All the indicators that point to sustainable growth are evident; Indonesia has the lowest debt rate to GDP ratio among its Asean peers, which basically means Indonesia is one the safest countries in the world today to invest in; Indonesia is a rich country in terms of palm oil, coconut oil, rubber tin, and other significant commodities where Indonesia is among the top three highest producers and exporters in the world; GDP per capita has been increasing and is around $3,500n per capita; inflation is low; interest rates are relatively low; the currency has been pretty stable.
“These are the reasons why HSBC feels confident about Indonesia,” he added.
“However, the world is going through unprecedented change and it is becoming uncertain. In the last 20 years, change has been driven by two factors; technology and the way consumers are expressing and choosing their behavior. Technology has overtaken consumer trends, particularly in lifestyle and life expectations.” Indonesia is the fourth most populous country in the world. The worlds’ population is it expecting to go to 9 billion by 2050. Indonesia population will increase to 500 million people.

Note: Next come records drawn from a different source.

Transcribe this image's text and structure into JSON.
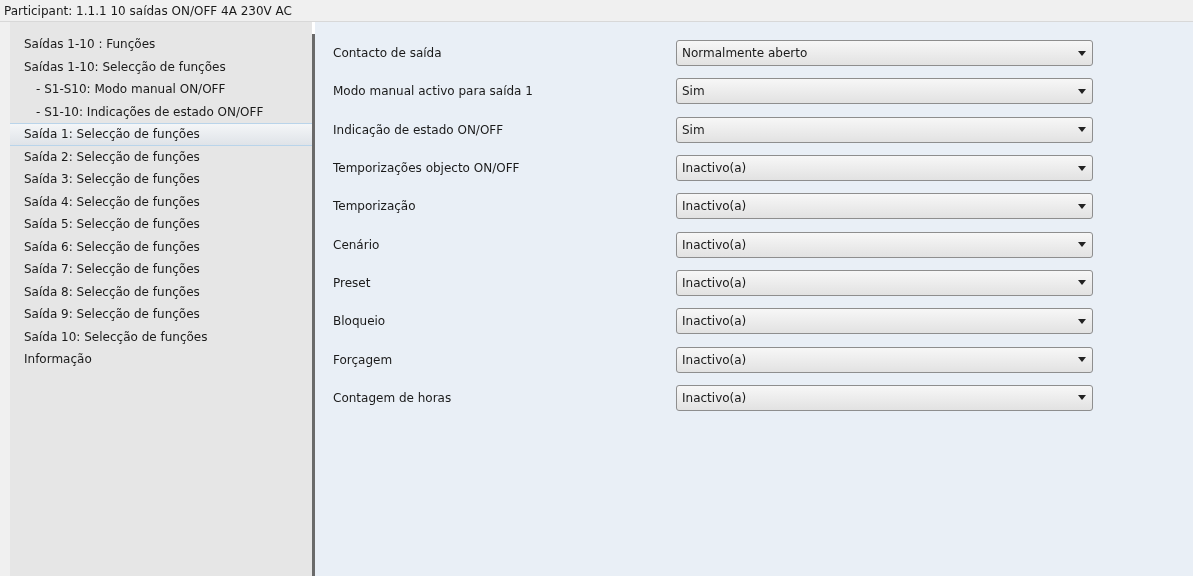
{
  "header": {
    "title": "Participant: 1.1.1  10 saídas ON/OFF 4A 230V AC"
  },
  "sidebar": {
    "items": [
      {
        "label": "Saídas 1-10 : Funções",
        "selected": false
      },
      {
        "label": "Saídas 1-10: Selecção de funções",
        "selected": false,
        "children": [
          {
            "label": "- S1-S10: Modo manual ON/OFF",
            "selected": false
          },
          {
            "label": "- S1-10: Indicações de estado ON/OFF",
            "selected": false
          }
        ]
      },
      {
        "label": "Saída 1: Selecção de funções",
        "selected": true
      },
      {
        "label": "Saída 2: Selecção de funções",
        "selected": false
      },
      {
        "label": "Saída 3: Selecção de funções",
        "selected": false
      },
      {
        "label": "Saída 4: Selecção de funções",
        "selected": false
      },
      {
        "label": "Saída 5: Selecção de funções",
        "selected": false
      },
      {
        "label": "Saída 6: Selecção de funções",
        "selected": false
      },
      {
        "label": "Saída 7: Selecção de funções",
        "selected": false
      },
      {
        "label": "Saída 8: Selecção de funções",
        "selected": false
      },
      {
        "label": "Saída 9: Selecção de funções",
        "selected": false
      },
      {
        "label": "Saída 10: Selecção de funções",
        "selected": false
      },
      {
        "label": "Informação",
        "selected": false
      }
    ]
  },
  "parameters": [
    {
      "label": "Contacto de saída",
      "value": "Normalmente aberto"
    },
    {
      "label": "Modo manual activo para saída 1",
      "value": "Sim"
    },
    {
      "label": "Indicação de estado ON/OFF",
      "value": "Sim"
    },
    {
      "label": "Temporizações objecto ON/OFF",
      "value": "Inactivo(a)"
    },
    {
      "label": "Temporização",
      "value": "Inactivo(a)"
    },
    {
      "label": "Cenário",
      "value": "Inactivo(a)"
    },
    {
      "label": "Preset",
      "value": "Inactivo(a)"
    },
    {
      "label": "Bloqueio",
      "value": "Inactivo(a)"
    },
    {
      "label": "Forçagem",
      "value": "Inactivo(a)"
    },
    {
      "label": "Contagem de horas",
      "value": "Inactivo(a)"
    }
  ]
}
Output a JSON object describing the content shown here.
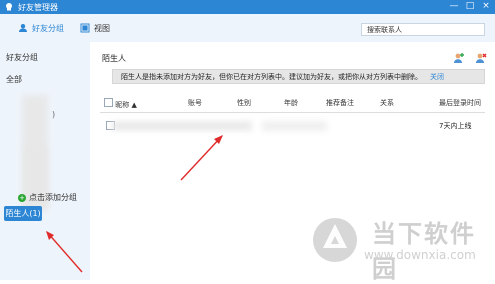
{
  "window": {
    "title": "好友管理器",
    "controls": {
      "minimize": "—",
      "maximize": "□",
      "close": "×"
    }
  },
  "toolbar": {
    "tab_friends_group": "好友分组",
    "tab_view": "视图",
    "search": {
      "value": "搜索联系人"
    }
  },
  "sidebar": {
    "header": "好友分组",
    "group_all": "全部",
    "paren": ")",
    "add_group": "点击添加分组",
    "stranger": "陌生人(1)"
  },
  "content": {
    "title": "陌生人",
    "notice": "陌生人是指未添加对方为好友，但你已在对方列表中。建议加为好友，或把你从对方列表中删除。",
    "notice_close": "关闭",
    "columns": [
      "昵称 ▲",
      "账号",
      "性别",
      "年龄",
      "推荐备注",
      "关系",
      "最后登录时间"
    ],
    "row": {
      "last_login": "7天内上线"
    }
  },
  "watermark": {
    "text": "当下软件园",
    "url": "www.downxia.com"
  },
  "colors": {
    "accent": "#2d86d4",
    "panel": "#eef4fb",
    "arrow": "#e02b2b"
  }
}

Indonesia is a country where social media and Internet platform are used extremely widely across the country, Dutta noted. “This is a country of thousands of island and is linking together using digital platforms. Looking at options, there are a lot of opportunities that are relevant to a country like Indonesia.” Indonesia’s young entrepreneurs need to embrace it more. Linking digitally with other sectors such as agriculture is critical. Agricultural innovation through online marketing and application has tremendous potential for this country. Infrastructure is the current government’s most significant growth plan. Indonesia needs to further harness this opportunity and bring the country together through infrastructure, especially in transportation such as airports, seaports, high-speed rail, and toll roads.
Other infrastructure projects such as power plants, public housing, industrial parks will also be crucial in terms of meeting the demands of a large vibrant economy.
“The world is going to change. What does Indonesia want to be in 2045? That is something we want to think of. We want to change situation together,” Dutta said.
HSBC will play a critical role by selling the Indonesia story to its global client base and in the process contribute to building more prosperous and sustainable Indonesia.